Several recurring themes emerge. One is regime dependence of inductive bias. ZACH-ViT explicitly argues that BloodMNIST lies at the “very weak” end of a spatial-structure spectrum and reports its strongest advantage there, consistent with a design that removes positional embeddings and the 17 token (Angelakis, 20 Feb 2026). Vision-QRWKV similarly argues that BloodMNIST is among the datasets with subtle or noisy visual patterns on which the quantum branch yields its clearest gains (Chen, 7 Jun 2025). HamCls, by contrast, attributes performance to complementary pooled representations of content, momentum, and energy derived from oscillator dynamics (Mabrok, 22 Mar 2026). These studies do not share a common protocol, but together they indicate that BloodMNIST is frequently used to test whether morphology-driven classification benefits from architectural choices that de-emphasize rigid spatial priors.
Another theme is governance under distributional and privacy constraints. The DPResNet study identifies extension to larger 3D volumes, reduction of communication overhead on resource-limited edge devices, and improved privacy-accuracy trade-offs through adaptive clipping or advanced noise calibration as open problems (Fares et al., 2024). FedImpres identifies dependence on public or unlabeled initialization data and suggests future integration with personalized federated learning and privacy-preserving impression generation (Arya et al., 2024). FeSViBS reports no privacy analysis against gradient inversion or malicious servers and notes that resizing may alter fine-grained cytology detail (Almalik et al., 2023). HamCls does not provide per-class confusion matrices or exact classification hyperparameters such as batch size and epoch count, and DMDSC provides no public BloodMNIST feature visualizations despite reporting qualitative cluster behavior (Mabrok, 22 Mar 2026, Vishal et al., 1 May 2026).

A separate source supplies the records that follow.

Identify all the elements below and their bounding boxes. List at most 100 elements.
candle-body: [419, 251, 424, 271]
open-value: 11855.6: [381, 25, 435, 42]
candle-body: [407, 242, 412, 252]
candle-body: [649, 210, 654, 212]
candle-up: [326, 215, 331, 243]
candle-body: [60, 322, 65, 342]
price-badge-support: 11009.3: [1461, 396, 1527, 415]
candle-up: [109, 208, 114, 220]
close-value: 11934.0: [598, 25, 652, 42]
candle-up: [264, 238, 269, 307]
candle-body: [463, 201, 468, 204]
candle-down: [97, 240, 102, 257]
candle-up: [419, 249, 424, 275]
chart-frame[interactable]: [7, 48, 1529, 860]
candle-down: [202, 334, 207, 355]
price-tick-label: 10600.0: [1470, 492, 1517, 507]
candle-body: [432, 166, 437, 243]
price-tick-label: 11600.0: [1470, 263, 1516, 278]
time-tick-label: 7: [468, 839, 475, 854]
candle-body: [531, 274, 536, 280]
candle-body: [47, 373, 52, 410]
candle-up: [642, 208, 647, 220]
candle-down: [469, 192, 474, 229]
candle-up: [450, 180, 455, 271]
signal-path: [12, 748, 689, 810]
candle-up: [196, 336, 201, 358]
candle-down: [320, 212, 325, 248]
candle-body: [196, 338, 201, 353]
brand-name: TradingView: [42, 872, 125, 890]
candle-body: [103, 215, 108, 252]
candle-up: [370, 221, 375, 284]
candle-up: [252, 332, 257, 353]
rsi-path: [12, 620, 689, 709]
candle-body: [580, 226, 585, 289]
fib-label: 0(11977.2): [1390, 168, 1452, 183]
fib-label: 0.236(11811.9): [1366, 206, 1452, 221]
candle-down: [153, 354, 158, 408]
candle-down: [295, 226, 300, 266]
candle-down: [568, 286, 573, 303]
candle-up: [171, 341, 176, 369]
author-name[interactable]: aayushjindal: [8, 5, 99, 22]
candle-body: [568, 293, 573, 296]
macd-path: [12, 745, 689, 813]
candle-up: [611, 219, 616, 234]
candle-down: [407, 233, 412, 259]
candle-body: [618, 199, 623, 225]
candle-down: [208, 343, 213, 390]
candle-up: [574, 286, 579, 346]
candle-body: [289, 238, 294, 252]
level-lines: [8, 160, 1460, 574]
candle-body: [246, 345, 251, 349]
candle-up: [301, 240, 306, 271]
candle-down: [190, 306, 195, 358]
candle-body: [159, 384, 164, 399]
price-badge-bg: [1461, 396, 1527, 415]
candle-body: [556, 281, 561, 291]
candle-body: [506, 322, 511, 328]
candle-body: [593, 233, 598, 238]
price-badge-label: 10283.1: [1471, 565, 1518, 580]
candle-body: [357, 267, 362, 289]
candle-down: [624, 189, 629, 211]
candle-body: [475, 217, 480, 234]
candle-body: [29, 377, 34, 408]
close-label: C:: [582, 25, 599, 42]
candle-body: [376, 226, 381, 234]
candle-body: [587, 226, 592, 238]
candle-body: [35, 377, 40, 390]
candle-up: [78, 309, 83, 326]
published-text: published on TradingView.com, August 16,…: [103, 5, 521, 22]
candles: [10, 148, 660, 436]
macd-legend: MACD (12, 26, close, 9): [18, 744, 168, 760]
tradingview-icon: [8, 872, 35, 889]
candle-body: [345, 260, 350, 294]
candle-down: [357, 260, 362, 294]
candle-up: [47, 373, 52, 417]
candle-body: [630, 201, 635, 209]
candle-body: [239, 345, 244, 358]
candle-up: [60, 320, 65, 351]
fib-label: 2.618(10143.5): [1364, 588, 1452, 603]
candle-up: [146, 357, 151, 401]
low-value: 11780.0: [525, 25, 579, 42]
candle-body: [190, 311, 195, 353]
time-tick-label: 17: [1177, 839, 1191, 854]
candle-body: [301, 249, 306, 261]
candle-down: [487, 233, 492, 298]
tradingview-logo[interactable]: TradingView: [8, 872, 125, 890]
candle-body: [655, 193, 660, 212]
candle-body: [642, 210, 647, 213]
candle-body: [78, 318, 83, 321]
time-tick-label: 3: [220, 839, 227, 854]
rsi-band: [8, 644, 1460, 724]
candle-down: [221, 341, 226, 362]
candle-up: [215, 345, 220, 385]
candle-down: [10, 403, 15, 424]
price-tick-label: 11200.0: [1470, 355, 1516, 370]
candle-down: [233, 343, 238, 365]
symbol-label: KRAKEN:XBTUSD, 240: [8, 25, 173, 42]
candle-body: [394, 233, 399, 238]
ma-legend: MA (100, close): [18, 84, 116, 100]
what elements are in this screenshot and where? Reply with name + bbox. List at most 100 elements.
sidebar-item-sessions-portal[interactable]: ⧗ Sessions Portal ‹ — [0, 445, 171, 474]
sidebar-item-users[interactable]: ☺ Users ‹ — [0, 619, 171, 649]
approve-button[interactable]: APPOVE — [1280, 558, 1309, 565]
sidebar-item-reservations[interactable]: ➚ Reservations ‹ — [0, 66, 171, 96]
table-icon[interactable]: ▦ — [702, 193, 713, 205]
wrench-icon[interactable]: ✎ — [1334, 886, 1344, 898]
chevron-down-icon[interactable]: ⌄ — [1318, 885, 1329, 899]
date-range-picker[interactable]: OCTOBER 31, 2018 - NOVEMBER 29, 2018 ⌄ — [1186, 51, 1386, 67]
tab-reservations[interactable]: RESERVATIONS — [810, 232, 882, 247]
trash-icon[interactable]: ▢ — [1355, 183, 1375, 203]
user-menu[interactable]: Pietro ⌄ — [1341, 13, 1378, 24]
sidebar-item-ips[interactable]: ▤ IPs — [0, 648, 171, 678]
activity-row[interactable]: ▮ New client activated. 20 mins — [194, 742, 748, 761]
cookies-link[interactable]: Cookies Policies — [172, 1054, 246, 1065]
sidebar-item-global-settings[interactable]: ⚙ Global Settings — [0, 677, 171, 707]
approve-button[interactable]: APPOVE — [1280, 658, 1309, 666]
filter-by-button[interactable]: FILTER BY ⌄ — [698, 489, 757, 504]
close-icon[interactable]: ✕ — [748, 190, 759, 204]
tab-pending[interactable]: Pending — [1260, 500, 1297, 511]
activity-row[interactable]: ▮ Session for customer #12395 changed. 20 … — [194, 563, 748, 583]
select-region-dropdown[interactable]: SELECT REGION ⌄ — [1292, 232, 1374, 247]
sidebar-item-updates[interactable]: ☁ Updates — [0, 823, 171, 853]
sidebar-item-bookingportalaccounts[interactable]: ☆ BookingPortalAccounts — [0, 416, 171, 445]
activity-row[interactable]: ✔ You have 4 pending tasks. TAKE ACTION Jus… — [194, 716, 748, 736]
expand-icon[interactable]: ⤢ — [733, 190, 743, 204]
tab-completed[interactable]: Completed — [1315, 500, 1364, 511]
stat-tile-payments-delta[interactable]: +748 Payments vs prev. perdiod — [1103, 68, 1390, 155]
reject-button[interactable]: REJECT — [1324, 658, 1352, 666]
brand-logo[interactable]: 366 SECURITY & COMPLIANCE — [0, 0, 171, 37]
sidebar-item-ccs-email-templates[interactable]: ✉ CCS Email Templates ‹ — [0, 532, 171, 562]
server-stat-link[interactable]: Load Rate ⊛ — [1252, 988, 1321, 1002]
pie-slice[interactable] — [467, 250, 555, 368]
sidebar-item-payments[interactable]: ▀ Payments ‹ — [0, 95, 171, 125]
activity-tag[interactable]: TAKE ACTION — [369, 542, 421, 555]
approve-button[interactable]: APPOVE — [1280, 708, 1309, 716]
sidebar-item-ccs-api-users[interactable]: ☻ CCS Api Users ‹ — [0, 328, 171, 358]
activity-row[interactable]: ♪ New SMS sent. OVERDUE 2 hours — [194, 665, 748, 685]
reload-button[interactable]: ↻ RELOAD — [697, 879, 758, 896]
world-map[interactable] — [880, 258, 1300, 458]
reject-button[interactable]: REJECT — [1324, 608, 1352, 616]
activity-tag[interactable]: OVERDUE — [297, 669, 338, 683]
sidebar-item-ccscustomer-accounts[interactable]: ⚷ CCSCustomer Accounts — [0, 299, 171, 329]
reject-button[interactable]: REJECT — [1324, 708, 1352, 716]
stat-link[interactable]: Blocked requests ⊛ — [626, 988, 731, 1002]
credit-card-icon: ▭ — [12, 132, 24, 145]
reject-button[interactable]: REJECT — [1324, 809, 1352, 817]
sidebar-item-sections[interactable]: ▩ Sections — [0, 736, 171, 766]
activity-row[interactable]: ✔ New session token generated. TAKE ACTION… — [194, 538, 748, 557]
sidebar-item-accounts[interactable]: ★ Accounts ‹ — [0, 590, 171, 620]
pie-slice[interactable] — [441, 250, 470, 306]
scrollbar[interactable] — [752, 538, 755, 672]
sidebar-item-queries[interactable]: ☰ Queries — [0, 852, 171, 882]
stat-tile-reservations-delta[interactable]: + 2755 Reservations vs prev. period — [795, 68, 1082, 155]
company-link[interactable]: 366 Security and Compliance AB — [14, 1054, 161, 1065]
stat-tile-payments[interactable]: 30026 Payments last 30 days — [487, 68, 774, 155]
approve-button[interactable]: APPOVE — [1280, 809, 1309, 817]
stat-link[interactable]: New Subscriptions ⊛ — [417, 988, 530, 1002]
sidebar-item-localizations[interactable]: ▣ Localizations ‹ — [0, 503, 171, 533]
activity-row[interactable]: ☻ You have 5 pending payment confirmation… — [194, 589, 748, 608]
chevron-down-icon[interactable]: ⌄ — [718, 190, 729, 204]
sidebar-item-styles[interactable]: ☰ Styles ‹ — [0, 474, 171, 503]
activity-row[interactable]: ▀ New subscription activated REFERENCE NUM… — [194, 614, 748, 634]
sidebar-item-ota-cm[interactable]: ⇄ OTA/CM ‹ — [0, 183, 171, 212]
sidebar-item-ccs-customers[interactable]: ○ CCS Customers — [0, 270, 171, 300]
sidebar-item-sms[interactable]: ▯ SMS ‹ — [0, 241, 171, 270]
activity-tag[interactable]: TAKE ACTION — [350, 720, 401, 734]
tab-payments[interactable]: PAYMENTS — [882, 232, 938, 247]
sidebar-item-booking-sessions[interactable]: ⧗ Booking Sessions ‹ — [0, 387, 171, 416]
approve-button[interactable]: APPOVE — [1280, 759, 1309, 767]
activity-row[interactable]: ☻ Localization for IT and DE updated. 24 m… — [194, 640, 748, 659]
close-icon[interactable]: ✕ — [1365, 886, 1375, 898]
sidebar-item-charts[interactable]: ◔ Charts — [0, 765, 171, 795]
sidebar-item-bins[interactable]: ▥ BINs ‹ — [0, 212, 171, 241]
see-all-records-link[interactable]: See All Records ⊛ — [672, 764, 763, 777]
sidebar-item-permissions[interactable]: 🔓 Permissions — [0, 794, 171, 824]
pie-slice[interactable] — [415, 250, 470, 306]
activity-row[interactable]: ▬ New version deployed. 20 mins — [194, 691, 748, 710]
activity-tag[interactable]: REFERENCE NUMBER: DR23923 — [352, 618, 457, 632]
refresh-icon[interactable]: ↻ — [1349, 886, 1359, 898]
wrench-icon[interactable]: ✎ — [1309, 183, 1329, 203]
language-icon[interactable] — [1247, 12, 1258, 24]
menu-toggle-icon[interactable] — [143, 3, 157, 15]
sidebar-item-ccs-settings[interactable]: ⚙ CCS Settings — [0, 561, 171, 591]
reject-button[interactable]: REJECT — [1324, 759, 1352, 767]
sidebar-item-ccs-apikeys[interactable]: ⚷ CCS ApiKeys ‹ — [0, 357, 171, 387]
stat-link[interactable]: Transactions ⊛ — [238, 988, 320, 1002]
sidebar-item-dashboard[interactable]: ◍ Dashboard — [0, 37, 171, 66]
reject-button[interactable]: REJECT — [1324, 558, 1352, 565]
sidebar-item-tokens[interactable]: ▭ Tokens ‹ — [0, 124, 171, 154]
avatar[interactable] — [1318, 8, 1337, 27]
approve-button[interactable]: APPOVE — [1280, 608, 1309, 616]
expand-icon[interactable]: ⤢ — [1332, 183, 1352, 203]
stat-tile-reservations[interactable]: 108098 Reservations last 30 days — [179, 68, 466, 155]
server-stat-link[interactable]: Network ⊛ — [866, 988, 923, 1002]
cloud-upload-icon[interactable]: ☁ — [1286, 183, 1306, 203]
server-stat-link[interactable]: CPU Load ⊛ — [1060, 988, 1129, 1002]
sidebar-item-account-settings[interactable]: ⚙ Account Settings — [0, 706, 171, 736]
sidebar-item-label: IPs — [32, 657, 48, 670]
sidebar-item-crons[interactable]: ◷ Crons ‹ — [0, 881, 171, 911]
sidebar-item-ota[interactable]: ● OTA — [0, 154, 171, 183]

A final methodological point concerns reproducibility. Because published BloodMNIST studies differ in channel assumptions, split descriptions, resolution, augmentation policy, and even class naming, results should be compared primarily within matched protocols rather than treated as directly commensurate across papers. This suggests that, for BloodMNIST, benchmark utility depends not only on dataset identity but also on precise reporting of loader configuration, image representation, class ontology, and evaluation regime.